Taking a stand...on the necks of the jobless

March 2, 2009

Elizabeth Schulte looks at the collection of clueless Republican governors who are refusing federal assistance to boost unemployment benefits.

LOUISIANA GOV. Bobby Jindal wants to take a stand against "big government." And he doesn't care how many other people have to suffer so he can do it.

Jindal along with the Republican governors of eight other states, most of them in the South, have announced that they will reject millions of dollars from President Barack Obama's stimulus legislation.

Specifically, they're turning down money designated for unemployment benefits--because they refuse to make changes to state regulations that would expand eligibility.

The way unemployment benefits are administered is up to individual states, and many go by outdated rules that leave out thousands of people who would otherwise qualify for benefits--or at least qualify for a larger check. One provision in the $787 billion stimulus bill signed into law in February offers incentives to states to update their rules.

For one thing, states would be required to use a more up-to-date time frame in determining if an unemployed worker had earned enough to qualify. Some states still use rules put in place before the widespread use of computers that exclude data from a worker's last three to five months of employment. Workers who cycle in and out the labor force--typically, low-wage workers--lose out.

Louisiana Gov. Bobby Jindal
Louisiana Gov. Bobby Jindal

According to the National Employment Law Project, some 40 percent of applicants who currently don't qualify because they didn't earn enough would be eligible if states complied with the proposed alternative base period.

The stimulus law would also require states to broaden their definition of who is eligible.
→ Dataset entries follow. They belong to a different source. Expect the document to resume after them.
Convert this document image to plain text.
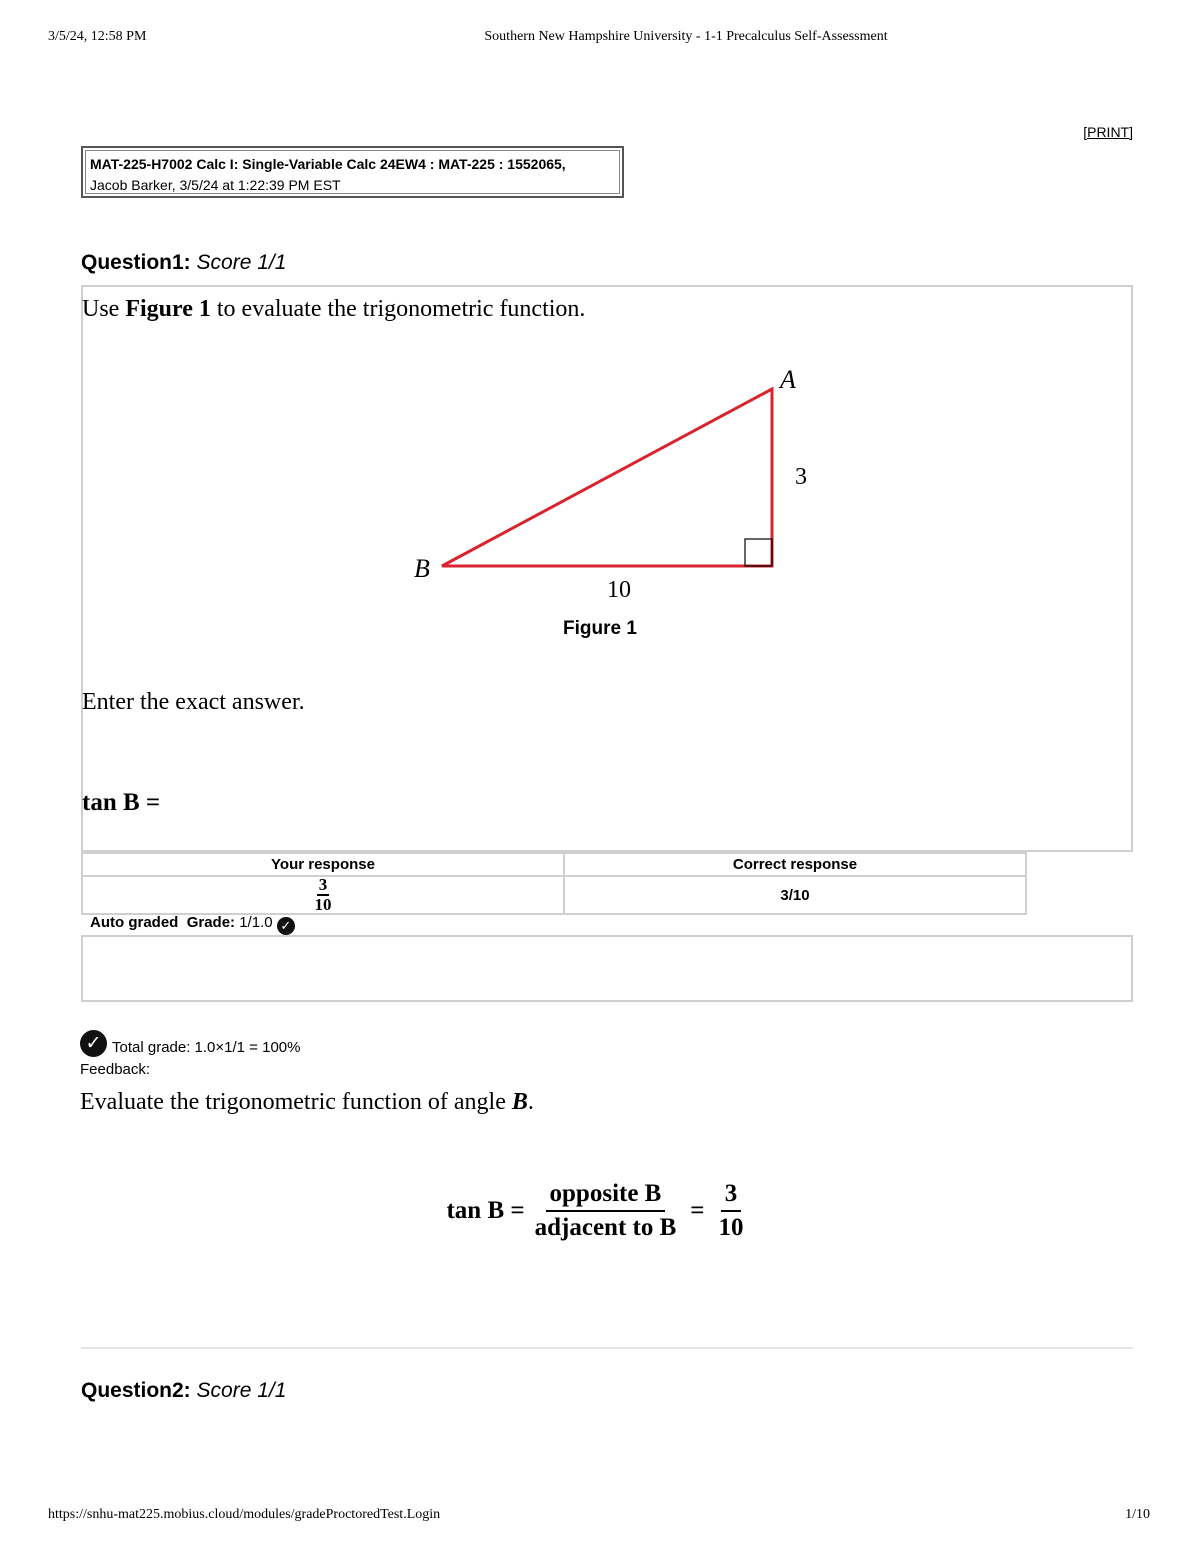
3/5/24, 12:58 PM	Southern New Hampshire University - 1-1 Precalculus Self-Assessment
[PRINT]
MAT-225-H7002 Calc I: Single-Variable Calc 24EW4 : MAT-225 : 1552065,
Jacob Barker, 3/5/24 at 1:22:39 PM EST
Question1: Score 1/1
Use Figure 1 to evaluate the trigonometric function.
A
B
3
10
Figure 1
Enter the exact answer.
tan B =
Your response	Correct response

$\frac{3}{10}$	3/10
Auto graded Grade: 1/1.0 ✓
✓ Total grade: 1.0×1/1 = 100%
Feedback:
Evaluate the trigonometric function of angle B.
tan B =
opposite B
adjacent to B
= $\frac{3}{10}$
Question2: Score 1/1
https://snhu-mat225.mobius.cloud/modules/gradeProctoredTest.Login	1/10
Currently, some states leave out people who were employed part-time, or who were forced to stop working, for instance, to care for a sick child.

Unemployed workers would see an immediate increase in benefits--sorely needed in these crisis times--if state governments agreed to update their rules.

Sounds reasonable--but not to the governors of Alabama, Georgia, Louisiana, Mississippi, South Carolina, Texas, Alaska and Idaho. They've decided that they aren't going to let the federal government tell them what to do about their unemployment insurance system--even if that means the jobless starve.

Take care South Carolina. According to the Bureau of Labor Statistics, South Carolina's 2008 annual average unemployment rate was 6.9 percent--a 1.3-point increase from 2007. In December, the state's unemployment rate stood at 9.5 percent--the third-highest in the country.

In 2007, more than 15 percent of South Carolinians lived below the poverty line, according to the Census Bureau, which was above the national percentage. According to 2007 U.S. Department of Agriculture statistics, 14.7 percent of South Carolina households were considered "food insecure"--ranking it among the worst states, alongside other stimulus aid refusers like Texas, Louisiana and Mississippi.

With these numbers in mind, you'd think Gov. Mark Sanford would be eager to get some help for South Carolina workers.

But Sanford's priority isn't the living standards of South Carolina workers. Responding to the federal government estimates that his state could see the creation of 50,000 jobs as a result of its $8 billion in stimulus spending, Sanford compared the plan to "the Soviet grain quotas of Stalin's time--X number of jobs will be created because Washington says so."

The thought of providing benefits to part-time workers was especially distasteful to Mississippi Gov. Haley Barbour. "The unemployment insurance reform, if you will, would require the state to pay people who are not willing to take a full-time job," Barbour told Fox News.

On February 25, protesters told Barbour what they thought of his plan at a rally at the capitol in Jackson. The crowd chanted, "Take the money, Haley!"

Candace Foss and her daughter took their frustration with Georgia Gov. Sonny Perdue to the capitol building in Atlanta on February 24. Foss lost her job as a data management specialist at Home Depot in January. She's eligible for benefits--but she came anyway to deliver a letter of protest to Perdue and stand in solidarity with unemployed Georgians who were not so lucky.

"I don't think he truly understands the plight of his citizens," Foss told the New York Times. "He's surrounded by people with good jobs, who make good salaries. He's not surrounded by people like me."

Foss has the right idea. It's time that these out-of-touch politicians are surrounded by a different group of people--by the working people, mobilized in protest, whose lives hang in the balance as the economy plunges deeper into crisis.